Tecnologías emergentes: biopolímeros, dispersiones y mezclas híbridas
Entre las soluciones más prometedoras se encuentran las dispersiones poliméricas acuosas avanzadas, los biopolímeros como el PLA (ácido poliláctico) y el PHA (polihidroxialcanoatos), y polímeros como el PVOH y el EVOH. Estos materiales ya se utilizan en recubrimientos de cartón multicapa para alimentos y bebidas. En 2018, su producción combinada fue de 28.900 toneladas, con un crecimiento interanual proyectado del 5,4 %.
El PLA, derivado inicialmente de caña de azúcar y actualmente también de residuos agrícolas, es uno de los biopolímeros más investigados.

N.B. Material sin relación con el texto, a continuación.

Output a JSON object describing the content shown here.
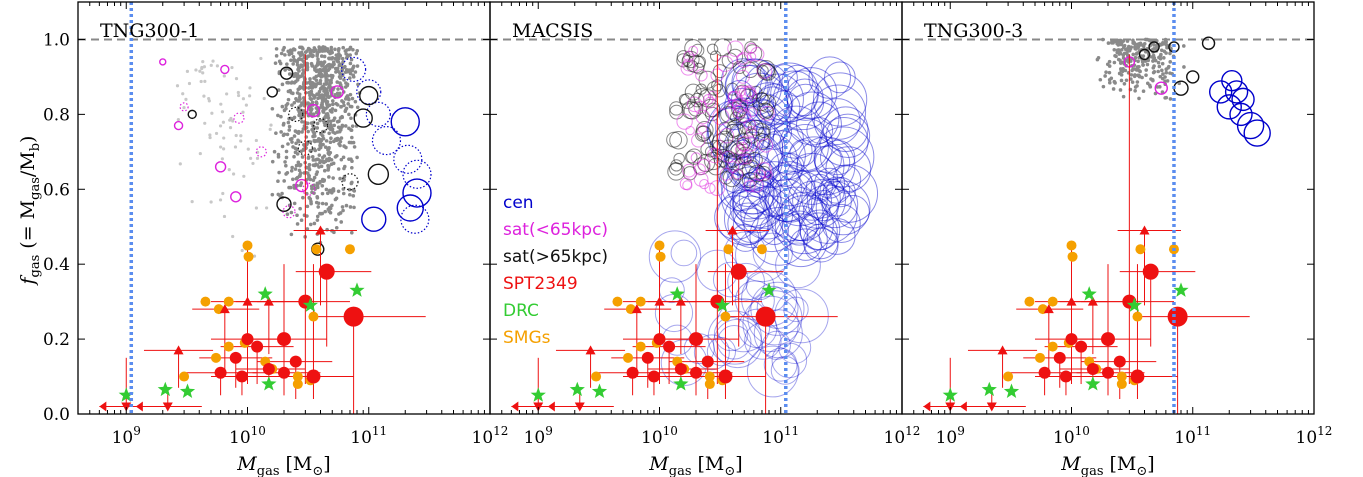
{
  "chart_data": {
    "type": "scatter",
    "layout": "three panels sharing the y axis",
    "ylabel_main": "f",
    "ylabel_sub": "gas",
    "ylabel_expr": "(= M",
    "ylabel_expr_sub1": "gas",
    "ylabel_slash": "/M",
    "ylabel_expr_sub2": "b",
    "ylabel_close": ")",
    "xlabel_main": "M",
    "xlabel_sub": "gas",
    "xlabel_unit": "[M",
    "xlabel_unit_sub": "⊙",
    "xlabel_close": "]",
    "xscale": "log",
    "xlim": [
      400000000.0,
      1000000000000.0
    ],
    "ylim": [
      0.0,
      1.1
    ],
    "x_tick_labels": [
      {
        "value": 1000000000.0,
        "base": "10",
        "exp": "9"
      },
      {
        "value": 10000000000.0,
        "base": "10",
        "exp": "10"
      },
      {
        "value": 100000000000.0,
        "base": "10",
        "exp": "11"
      },
      {
        "value": 1000000000000.0,
        "base": "10",
        "exp": "12"
      }
    ],
    "y_tick_labels": [
      "0.0",
      "0.2",
      "0.4",
      "0.6",
      "0.8",
      "1.0"
    ],
    "y_tick_values": [
      0.0,
      0.2,
      0.4,
      0.6,
      0.8,
      1.0
    ],
    "reference_line_y": 1.0,
    "colors": {
      "cen": "#0000cc",
      "sat_inner": "#dd22dd",
      "sat_outer": "#111111",
      "spt": "#ee1111",
      "drc": "#33cc33",
      "smg": "#f5a000",
      "grey": "#8a8a8a",
      "light_grey": "#c8c8c8",
      "limit_line": "#5b8def",
      "ref_line": "#888888"
    },
    "legend": [
      {
        "label": "cen",
        "color": "#0000cc"
      },
      {
        "label": "sat(<65kpc)",
        "color": "#dd22dd"
      },
      {
        "label": "sat(>65kpc)",
        "color": "#111111"
      },
      {
        "label": "SPT2349",
        "color": "#ee1111"
      },
      {
        "label": "DRC",
        "color": "#33cc33"
      },
      {
        "label": "SMGs",
        "color": "#f5a000"
      }
    ],
    "observations": {
      "spt2349": [
        {
          "x": 30000000000.0,
          "y": 0.3,
          "xerr_lo": 18000000000.0,
          "xerr_hi": 40000000000.0,
          "yerr_lo": 0.22,
          "yerr_hi": 0.66,
          "size": 7
        },
        {
          "x": 20000000000.0,
          "y": 0.2,
          "xerr_lo": 11000000000.0,
          "xerr_hi": 25000000000.0,
          "yerr_lo": 0.15,
          "yerr_hi": 0.2,
          "size": 7
        },
        {
          "x": 35000000000.0,
          "y": 0.1,
          "xerr_lo": 20000000000.0,
          "xerr_hi": 40000000000.0,
          "yerr_lo": 0.06,
          "yerr_hi": 0.3,
          "size": 7
        },
        {
          "x": 45000000000.0,
          "y": 0.38,
          "xerr_lo": 20000000000.0,
          "xerr_hi": 60000000000.0,
          "yerr_lo": 0.2,
          "yerr_hi": 0.0,
          "size": 8
        },
        {
          "x": 75000000000.0,
          "y": 0.26,
          "xerr_lo": 40000000000.0,
          "xerr_hi": 220000000000.0,
          "yerr_lo": 0.26,
          "yerr_hi": 0.0,
          "size": 10
        },
        {
          "x": 10000000000.0,
          "y": 0.2,
          "xerr_lo": 5000000000.0,
          "xerr_hi": 10000000000.0,
          "yerr_lo": 0.12,
          "yerr_hi": 0.25,
          "size": 6
        },
        {
          "x": 12000000000.0,
          "y": 0.18,
          "xerr_lo": 6000000000.0,
          "xerr_hi": 12000000000.0,
          "yerr_lo": 0.1,
          "yerr_hi": 0.0,
          "size": 6
        },
        {
          "x": 8000000000.0,
          "y": 0.15,
          "xerr_lo": 4000000000.0,
          "xerr_hi": 8000000000.0,
          "yerr_lo": 0.08,
          "yerr_hi": 0.0,
          "size": 6
        },
        {
          "x": 25000000000.0,
          "y": 0.14,
          "xerr_lo": 13000000000.0,
          "xerr_hi": 25000000000.0,
          "yerr_lo": 0.1,
          "yerr_hi": 0.0,
          "size": 6
        },
        {
          "x": 20000000000.0,
          "y": 0.11,
          "xerr_lo": 9000000000.0,
          "xerr_hi": 20000000000.0,
          "yerr_lo": 0.06,
          "yerr_hi": 0.0,
          "size": 6
        },
        {
          "x": 6000000000.0,
          "y": 0.11,
          "xerr_lo": 3000000000.0,
          "xerr_hi": 6000000000.0,
          "yerr_lo": 0.06,
          "yerr_hi": 0.0,
          "size": 6
        },
        {
          "x": 15000000000.0,
          "y": 0.12,
          "xerr_lo": 7000000000.0,
          "xerr_hi": 15000000000.0,
          "yerr_lo": 0.05,
          "yerr_hi": 0.0,
          "size": 6
        },
        {
          "x": 9000000000.0,
          "y": 0.1,
          "xerr_lo": 4000000000.0,
          "xerr_hi": 8000000000.0,
          "yerr_lo": 0.05,
          "yerr_hi": 0.0,
          "size": 6
        }
      ],
      "spt2349_upper_limits": [
        {
          "x": 40000000000.0,
          "y": 0.49,
          "xerr_lo": 16000000000.0,
          "xerr_hi": 40000000000.0,
          "yerr_lo": 0.2
        },
        {
          "x": 10000000000.0,
          "y": 0.3,
          "xerr_lo": 5000000000.0,
          "xerr_hi": 10000000000.0,
          "yerr_lo": 0.18
        },
        {
          "x": 15000000000.0,
          "y": 0.3,
          "xerr_lo": 7000000000.0,
          "xerr_hi": 15000000000.0,
          "yerr_lo": 0.14
        },
        {
          "x": 6500000000.0,
          "y": 0.28,
          "xerr_lo": 3000000000.0,
          "xerr_hi": 6000000000.0,
          "yerr_lo": 0.16
        },
        {
          "x": 2700000000.0,
          "y": 0.17,
          "xerr_lo": 1300000000.0,
          "xerr_hi": 2500000000.0,
          "yerr_lo": 0.1
        }
      ],
      "spt2349_low_limits": [
        {
          "x": 1000000000.0,
          "y": 0.02,
          "xerr_lo": 400000000.0,
          "xerr_hi": 1500000000.0,
          "yerr_hi": 0.13
        },
        {
          "x": 2200000000.0,
          "y": 0.02,
          "xerr_lo": 1000000000.0,
          "xerr_hi": 2000000000.0,
          "yerr_hi": 0.05
        }
      ],
      "drc": [
        {
          "x": 1000000000.0,
          "y": 0.05
        },
        {
          "x": 2100000000.0,
          "y": 0.065
        },
        {
          "x": 3200000000.0,
          "y": 0.06
        },
        {
          "x": 14000000000.0,
          "y": 0.32
        },
        {
          "x": 15000000000.0,
          "y": 0.08
        },
        {
          "x": 33000000000.0,
          "y": 0.29
        },
        {
          "x": 80000000000.0,
          "y": 0.33
        }
      ],
      "smgs": [
        {
          "x": 10000000000.0,
          "y": 0.45
        },
        {
          "x": 10200000000.0,
          "y": 0.42
        },
        {
          "x": 70000000000.0,
          "y": 0.44
        },
        {
          "x": 37000000000.0,
          "y": 0.44
        },
        {
          "x": 4500000000.0,
          "y": 0.3
        },
        {
          "x": 5800000000.0,
          "y": 0.28
        },
        {
          "x": 7000000000.0,
          "y": 0.3
        },
        {
          "x": 35000000000.0,
          "y": 0.26
        },
        {
          "x": 9500000000.0,
          "y": 0.19
        },
        {
          "x": 7000000000.0,
          "y": 0.18
        },
        {
          "x": 5500000000.0,
          "y": 0.15
        },
        {
          "x": 3000000000.0,
          "y": 0.1
        },
        {
          "x": 16000000000.0,
          "y": 0.12
        },
        {
          "x": 26000000000.0,
          "y": 0.1
        },
        {
          "x": 14000000000.0,
          "y": 0.14
        },
        {
          "x": 26000000000.0,
          "y": 0.08
        },
        {
          "x": 33000000000.0,
          "y": 0.09
        }
      ]
    },
    "panels": [
      {
        "title": "TNG300-1",
        "vline_x": 1100000000.0,
        "grey_cloud": {
          "x_log_range": [
            10.2,
            10.95
          ],
          "y_range": [
            0.45,
            0.98
          ],
          "n": 900
        },
        "light_grey_cloud": {
          "x_log_range": [
            9.3,
            10.3
          ],
          "y_range": [
            0.35,
            0.95
          ],
          "n": 80
        },
        "cen_circles": [
          {
            "x": 200000000000.0,
            "y": 0.78,
            "r": 14,
            "dotted": false
          },
          {
            "x": 250000000000.0,
            "y": 0.59,
            "r": 14,
            "dotted": false
          },
          {
            "x": 220000000000.0,
            "y": 0.55,
            "r": 13,
            "dotted": false
          },
          {
            "x": 110000000000.0,
            "y": 0.52,
            "r": 12,
            "dotted": false
          },
          {
            "x": 140000000000.0,
            "y": 0.73,
            "r": 14,
            "dotted": true
          },
          {
            "x": 210000000000.0,
            "y": 0.68,
            "r": 14,
            "dotted": true
          },
          {
            "x": 250000000000.0,
            "y": 0.64,
            "r": 14,
            "dotted": true
          },
          {
            "x": 240000000000.0,
            "y": 0.52,
            "r": 14,
            "dotted": true
          },
          {
            "x": 100000000000.0,
            "y": 0.86,
            "r": 12,
            "dotted": true
          },
          {
            "x": 75000000000.0,
            "y": 0.92,
            "r": 12,
            "dotted": true
          },
          {
            "x": 120000000000.0,
            "y": 0.8,
            "r": 12,
            "dotted": true
          }
        ],
        "sat_inner_circles": [
          {
            "x": 2000000000.0,
            "y": 0.94,
            "r": 3,
            "dotted": false
          },
          {
            "x": 2700000000.0,
            "y": 0.77,
            "r": 4,
            "dotted": false
          },
          {
            "x": 6500000000.0,
            "y": 0.92,
            "r": 4,
            "dotted": false
          },
          {
            "x": 6000000000.0,
            "y": 0.66,
            "r": 5,
            "dotted": false
          },
          {
            "x": 8000000000.0,
            "y": 0.58,
            "r": 5,
            "dotted": false
          },
          {
            "x": 35000000000.0,
            "y": 0.81,
            "r": 6,
            "dotted": false
          },
          {
            "x": 55000000000.0,
            "y": 0.86,
            "r": 6,
            "dotted": false
          },
          {
            "x": 28000000000.0,
            "y": 0.61,
            "r": 6,
            "dotted": false
          },
          {
            "x": 3000000000.0,
            "y": 0.82,
            "r": 4,
            "dotted": true
          },
          {
            "x": 8500000000.0,
            "y": 0.79,
            "r": 5,
            "dotted": true
          },
          {
            "x": 13000000000.0,
            "y": 0.7,
            "r": 5,
            "dotted": true
          },
          {
            "x": 32000000000.0,
            "y": 0.6,
            "r": 6,
            "dotted": true
          },
          {
            "x": 22000000000.0,
            "y": 0.54,
            "r": 6,
            "dotted": true
          }
        ],
        "sat_outer_circles": [
          {
            "x": 3500000000.0,
            "y": 0.8,
            "r": 4,
            "dotted": false
          },
          {
            "x": 16000000000.0,
            "y": 0.86,
            "r": 5,
            "dotted": false
          },
          {
            "x": 21000000000.0,
            "y": 0.91,
            "r": 6,
            "dotted": false
          },
          {
            "x": 90000000000.0,
            "y": 0.79,
            "r": 9,
            "dotted": false
          },
          {
            "x": 100000000000.0,
            "y": 0.85,
            "r": 9,
            "dotted": false
          },
          {
            "x": 120000000000.0,
            "y": 0.64,
            "r": 10,
            "dotted": false
          },
          {
            "x": 20000000000.0,
            "y": 0.56,
            "r": 7,
            "dotted": false
          },
          {
            "x": 38000000000.0,
            "y": 0.44,
            "r": 6,
            "dotted": false
          },
          {
            "x": 40000000000.0,
            "y": 0.77,
            "r": 7,
            "dotted": true
          },
          {
            "x": 30000000000.0,
            "y": 0.71,
            "r": 7,
            "dotted": true
          },
          {
            "x": 70000000000.0,
            "y": 0.62,
            "r": 8,
            "dotted": true
          },
          {
            "x": 25000000000.0,
            "y": 0.8,
            "r": 7,
            "dotted": true
          }
        ]
      },
      {
        "title": "MACSIS",
        "vline_x": 110000000000.0,
        "grey_cloud": null,
        "light_grey_cloud": null,
        "dense_cen": {
          "x_log_range": [
            10.6,
            11.6
          ],
          "y_range": [
            0.45,
            0.9
          ],
          "n": 130,
          "r_range": [
            12,
            30
          ]
        },
        "dense_cen_low": {
          "x_log_range": [
            10.1,
            11.2
          ],
          "y_range": [
            0.1,
            0.45
          ],
          "n": 40,
          "r_range": [
            12,
            28
          ]
        },
        "dense_sat_outer": {
          "x_log_range": [
            10.1,
            10.9
          ],
          "y_range": [
            0.62,
            0.98
          ],
          "n": 110,
          "r_range": [
            5,
            9
          ]
        },
        "dense_sat_inner": {
          "x_log_range": [
            10.2,
            10.9
          ],
          "y_range": [
            0.6,
            0.98
          ],
          "n": 70,
          "r_range": [
            4,
            8
          ]
        },
        "cen_circles": [],
        "sat_inner_circles": [],
        "sat_outer_circles": []
      },
      {
        "title": "TNG300-3",
        "vline_x": 70000000000.0,
        "grey_cloud": {
          "x_log_range": [
            10.2,
            10.95
          ],
          "y_range": [
            0.83,
            1.0
          ],
          "n": 260
        },
        "light_grey_cloud": null,
        "cen_circles": [
          {
            "x": 170000000000.0,
            "y": 0.86,
            "r": 11,
            "dotted": false
          },
          {
            "x": 200000000000.0,
            "y": 0.82,
            "r": 12,
            "dotted": false
          },
          {
            "x": 230000000000.0,
            "y": 0.86,
            "r": 11,
            "dotted": false
          },
          {
            "x": 250000000000.0,
            "y": 0.8,
            "r": 11,
            "dotted": false
          },
          {
            "x": 210000000000.0,
            "y": 0.89,
            "r": 10,
            "dotted": false
          },
          {
            "x": 300000000000.0,
            "y": 0.77,
            "r": 13,
            "dotted": false
          },
          {
            "x": 340000000000.0,
            "y": 0.75,
            "r": 13,
            "dotted": false
          },
          {
            "x": 260000000000.0,
            "y": 0.84,
            "r": 11,
            "dotted": false
          }
        ],
        "sat_inner_circles": [
          {
            "x": 30000000000.0,
            "y": 0.94,
            "r": 5,
            "dotted": false
          },
          {
            "x": 55000000000.0,
            "y": 0.87,
            "r": 6,
            "dotted": false
          }
        ],
        "sat_outer_circles": [
          {
            "x": 40000000000.0,
            "y": 0.96,
            "r": 5,
            "dotted": false
          },
          {
            "x": 48000000000.0,
            "y": 0.98,
            "r": 5,
            "dotted": false
          },
          {
            "x": 70000000000.0,
            "y": 0.98,
            "r": 5,
            "dotted": false
          },
          {
            "x": 100000000000.0,
            "y": 0.9,
            "r": 6,
            "dotted": false
          },
          {
            "x": 135000000000.0,
            "y": 0.99,
            "r": 6,
            "dotted": false
          },
          {
            "x": 80000000000.0,
            "y": 0.87,
            "r": 7,
            "dotted": false
          }
        ]
      }
    ]
  }
}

Smithers afirma que “será el material que más contribuirá a un futuro sostenible para los envases de cartón”. Aunque presenta retos técnicos como su baja estabilidad térmica, nuevas resinas de alta pureza han demostrado resistencia hasta los 140 °C.
También se analizan otras alternativas como el PBS, PEF, y compuestos con quitosano, así como tecnologías emergentes como nanocelulosa, almidón termoplástico y nanosilicatos. La ventaja para los fabricantes de recubrimientos radica en su experiencia previa en formulación, comportamiento de película y adherencia a sustratos, lo que permite trasladar conocimiento hacia estas nuevas aplicaciones.